碧空の下…5

「……それより兄貴、ヤバイんじゃない?」
 だけど直ぐに笑い声はぴたりと止み、雄一は声を潜めながら言葉を続かせて来る。
 あまりにも小さな声で聞き取り難い為、少し眉を顰めつつ携帯をしまった。
「何が、やばいんだよ?」
「授業休んだり、早退したり遅刻したり……最近更に増えてんじゃん」
 ほんの少し、咎めるような物言いで言葉を返されて、気まずい気分になる。

 …………それは貴之から、あまり目を離していられ無いからだ。
 理由は胸の内だけに浮かばせて黙ったままでいると、雄一は眉を寄せ、此方にじっと視線を注いで来た。
「この前兄貴の友達っぽい奴から、兄貴に間違われて声掛けられたけどさ…授業中、いつもぼーっとしてるんだって?」

 …………それは貴之の事が心配で、あいつの事をしょっちゅう考えているからだ。
 再び胸中に理由を浮かばせるけれど、やはりそれを言葉にする事は出来なかった。
 誰かの事をしょっちゅう考えているなんて俺らしくないし、理由を告げれば、雄一にからかわれそうで嫌だ。
 少し間を置いた後、俺は雄一から目を逸らし、声を掛けて来た奴は誰なのかと話を反らした。
「んー、すっげー馴れ馴れしい奴だったよ。肩とか触って来るしさ、悩み有んなら聞くとか言って来るしさ…いつもあんな風に兄貴に触れてるとしたら、最悪」
「俺の知り合いは大抵、そんなんばっかだろ。それに肩触るなんて、普通だし。お前だって触って来るだろう?」
「他の奴が触んのは駄目。でも俺はいいの、特別。だって兄貴の弟だし」
「何だそれ、屁理屈じゃん。意味わかんねーって」
 呆れた声を上げると雄一は逆に笑いながら、分かんなくて良いんだよと答え、階段の方へ進み出した。
 カフェテリアに行くんだろうと判断して後を追うと、相手は何かを思い出したように声を上げ、唐突に振り返って来た。
「ねー、もしかして彼女でも出来たとか?だから兄貴のアパートに、俺を入れてくんないの?」
「…前に話しただろ、」
 その話題に妙に拘るなと、内心辟易しながらも、素っ気無く答える。
「前にって……ああ、子犬ちゃんか」
 偶然公園で出会った、素性も知らない男と同居しているなんて
 流石に軽々しく話せないものだから、以前、俺は子犬を拾ったと嘘を吐いた事がある。

 人見知りが激しくて、繊細で、全然他人に懐かない小さな子犬。
 同居したばかりの貴之は、まさにそんなタイプだった。
 笑顔なんて全く見せなかったし、どれだけ話し掛けても返答は短いもので、半月経ってからやっと、少しずつ言葉を返してくれるようになった。

「保健所とかに預けてくればいいじゃん。

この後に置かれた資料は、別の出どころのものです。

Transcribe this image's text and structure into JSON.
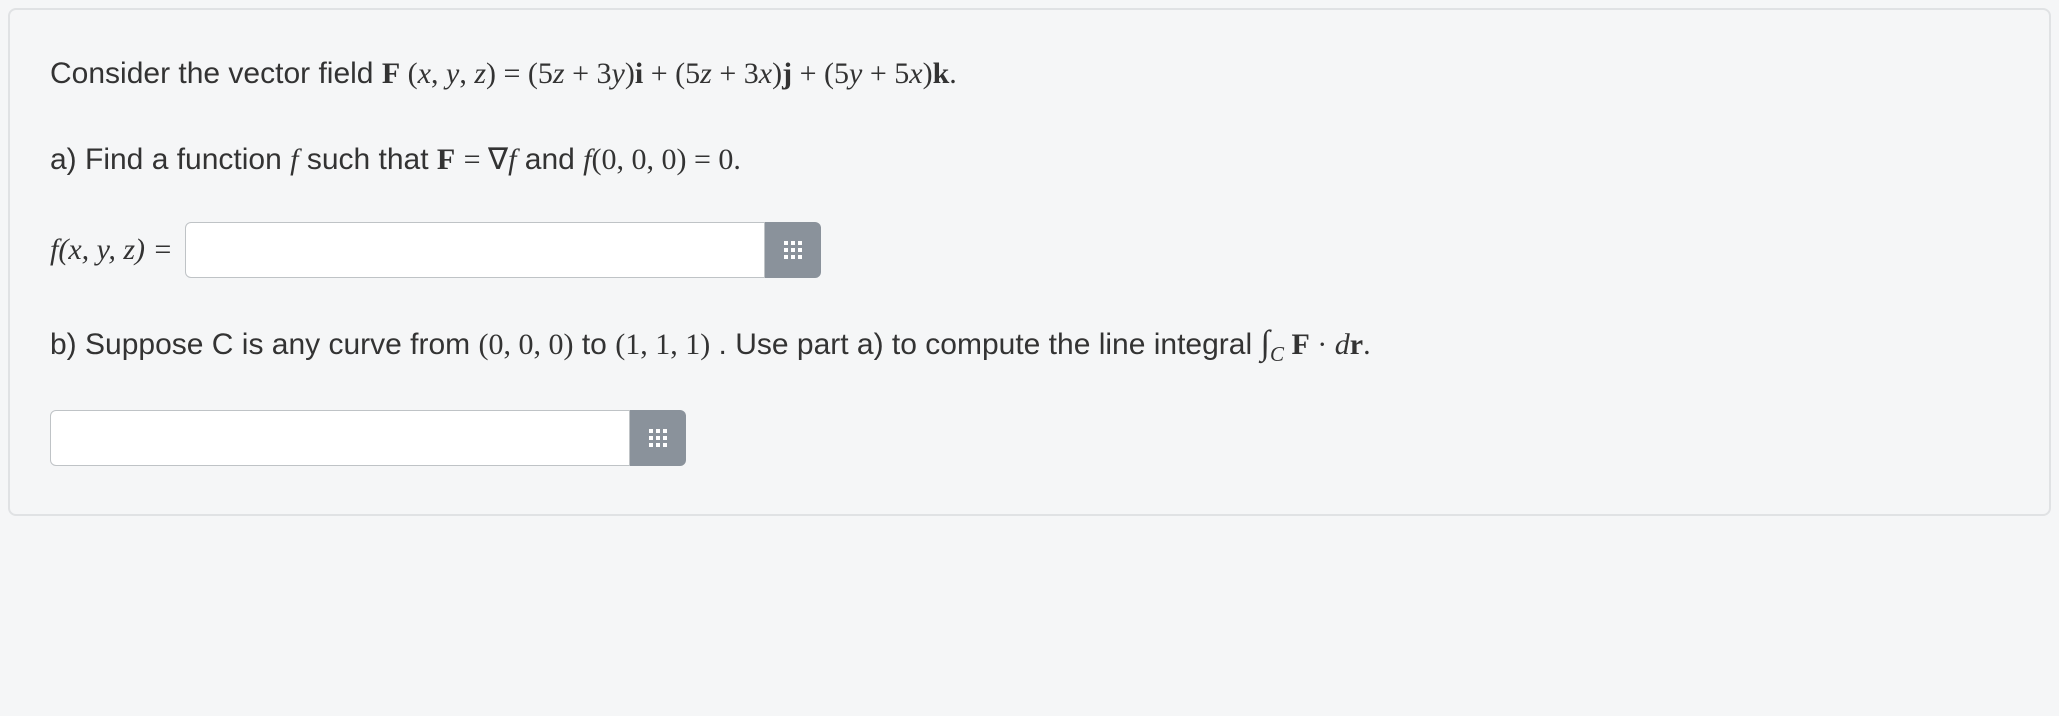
{
  "problem": {
    "intro_prefix": "Consider the vector field ",
    "F_args": "F (x, y, z) = (5z + 3y)i + (5z + 3x)j + (5y + 5x)k.",
    "part_a": {
      "prefix": "a) Find a function ",
      "f": "f",
      "mid": " such that ",
      "eq1_lhs": "F",
      "eq1_eq": " = ",
      "eq1_rhs": "∇f",
      "and": " and ",
      "eq2": "f(0, 0, 0) = 0.",
      "answer_label": "f(x, y, z) ="
    },
    "part_b": {
      "prefix": "b) Suppose C is any curve from ",
      "pt1": "(0, 0, 0)",
      "mid1": " to ",
      "pt2": "(1, 1, 1)",
      "mid2": ". Use part a) to compute the line integral ",
      "integral": "∫",
      "integral_sub": "C",
      "integrand": " F · dr."
    }
  },
  "inputs": {
    "a_value": "",
    "b_value": ""
  }
}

」
 貴之の事を考えていた俺の耳に冷淡な言葉が響いて、ぎょっとした。
 無言で相手に視線を注ぐと、俺が軽く引いているのを察したかのように、雄一は少し苦々しげに笑って冗談だよと呟く。
「でもさぁ…そこまで兄貴に面倒見て貰えるなんて、羨ましいな。俺も子犬になりたいよ」
「馬鹿言うなよ。お前が犬なんかになったら、四六時中見張ってないといけなくなるだろ。」
「世話、じゃなくて見張るって云うのが気になるなー」
 雄一の明るい笑い声を耳にしながら、服の袖を少し捲って腕時計に視線を落とした。
 2限目の講義がもう始まっている時間だったが、昼休みを挟んだ3限目はまだ二時間以上も先で、次第に苛立ちが込み上げた。
 待っている空き時間が、惜しくてたまらない。
 貴之の傍にいる方が、俺にとっては必要な時間で―――それ以外は、すべて無駄な時間に思えて来る。

 貴之は、作っておいた昼飯を、ちゃんと食えるだろうか。
 今、何をしているんだろう。
 ………自殺を、していないだろうか。

 脳裏に浮かんだ不吉な考えに、体温が一気に冷えていった。
 少し震える手で再度携帯を取り出すと、唐突に、その手を雄一に掴まれる。
「何、ひょっとしてもう帰るの?犬は電話に出ないだろ、」
 雄一の鋭い科白に、心底どきりとした。
 昔から何処か鋭い所の有る雄一の事だから、もしかしたら気付いているのかも知れない。